Hoy tengo ganas de escribir, de escribir sobre las nubes, ¿por qué no? imagínate que pudiéramos subirnos a ellas y contemplar el mundo a vista de pájaro, sin necesidad de una instantánea que haya costado oro, ¿por qué no? ¿Qué hay de malo en imaginar? Lo malo, en realidad, es pensar que la vida es demasiado complicada para vivirla. La realidad se nos enfrenta en cada momento, ¿por qué no sonreirle? a lo mejor se vuelve más amable y nos sonríe ella a nosotros. ¿Por qué el hecho de conservar “tu alma de niño” te hace ser “diferente” de los demás? debería ser al revés y, ¿no es cierto que, cuando llegamos a la vejez, nuestros instintos más primitivos vuelven a aflorar como la primavera? La naturaleza es sabia, por algo será.

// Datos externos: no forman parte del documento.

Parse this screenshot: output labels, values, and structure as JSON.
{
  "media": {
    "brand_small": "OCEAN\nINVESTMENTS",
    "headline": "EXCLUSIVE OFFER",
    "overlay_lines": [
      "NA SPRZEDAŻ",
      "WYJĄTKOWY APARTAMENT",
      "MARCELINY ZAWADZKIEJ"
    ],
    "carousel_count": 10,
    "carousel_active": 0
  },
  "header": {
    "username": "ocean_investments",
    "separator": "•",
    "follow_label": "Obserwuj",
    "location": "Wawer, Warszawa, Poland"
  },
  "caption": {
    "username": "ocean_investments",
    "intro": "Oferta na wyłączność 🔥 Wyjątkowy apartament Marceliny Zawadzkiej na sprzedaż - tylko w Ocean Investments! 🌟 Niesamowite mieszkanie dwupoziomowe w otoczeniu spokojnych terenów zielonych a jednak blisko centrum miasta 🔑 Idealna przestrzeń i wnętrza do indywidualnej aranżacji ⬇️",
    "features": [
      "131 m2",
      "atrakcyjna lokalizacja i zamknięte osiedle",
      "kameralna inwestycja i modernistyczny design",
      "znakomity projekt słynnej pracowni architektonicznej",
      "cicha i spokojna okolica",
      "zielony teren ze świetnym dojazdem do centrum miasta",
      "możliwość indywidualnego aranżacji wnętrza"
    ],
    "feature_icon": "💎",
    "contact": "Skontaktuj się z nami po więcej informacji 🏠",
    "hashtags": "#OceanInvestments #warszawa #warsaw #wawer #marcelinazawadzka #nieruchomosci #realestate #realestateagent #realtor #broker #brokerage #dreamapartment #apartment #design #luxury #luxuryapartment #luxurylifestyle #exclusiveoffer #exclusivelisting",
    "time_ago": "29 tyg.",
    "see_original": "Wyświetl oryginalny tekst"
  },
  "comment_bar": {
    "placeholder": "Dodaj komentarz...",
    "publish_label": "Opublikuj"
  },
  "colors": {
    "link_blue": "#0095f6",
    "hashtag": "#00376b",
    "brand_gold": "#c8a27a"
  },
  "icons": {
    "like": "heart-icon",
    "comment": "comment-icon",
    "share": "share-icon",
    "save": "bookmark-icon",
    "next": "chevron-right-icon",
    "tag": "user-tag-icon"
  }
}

No he visto nada tan tierno como la mirada de un niño, pero a la vez, la dulzura de los ojos de un anciano te puede hacer estremecer de emoción. ¿Te has acercado alguna vez a un sabio? ¿has conseguido atisbar la picardía infantil en sus pupilas? Si no la llegaste a ver, o estabas muy ciego, o no era tan sabio 😉

Todos los días enciendo el ordenador y me asomo a las redes sociales. Me gustan, a veces me aportan cosas, otras no, pero todos los días leo mensajes preciosos llenos de esperanza, de ayuda, de ganas y buenas intenciones… lo malo es que se quedan en la red. ¿Cómo es posible que la misma persona que escribe una frase que llega a emocionar a cientos de lectores no sea capaz de llegar a aplicarla en su propia vida? ES dífícil, sí, la teoría se aprende rápido, lo que cuesta es reaccionar (¡y vaya si cuesta!) pero ¿por qué entonces no eres capaz de asumir que hay personas que sí que consiguen reaccionar, que actúan? ¿Por qué las juzgas?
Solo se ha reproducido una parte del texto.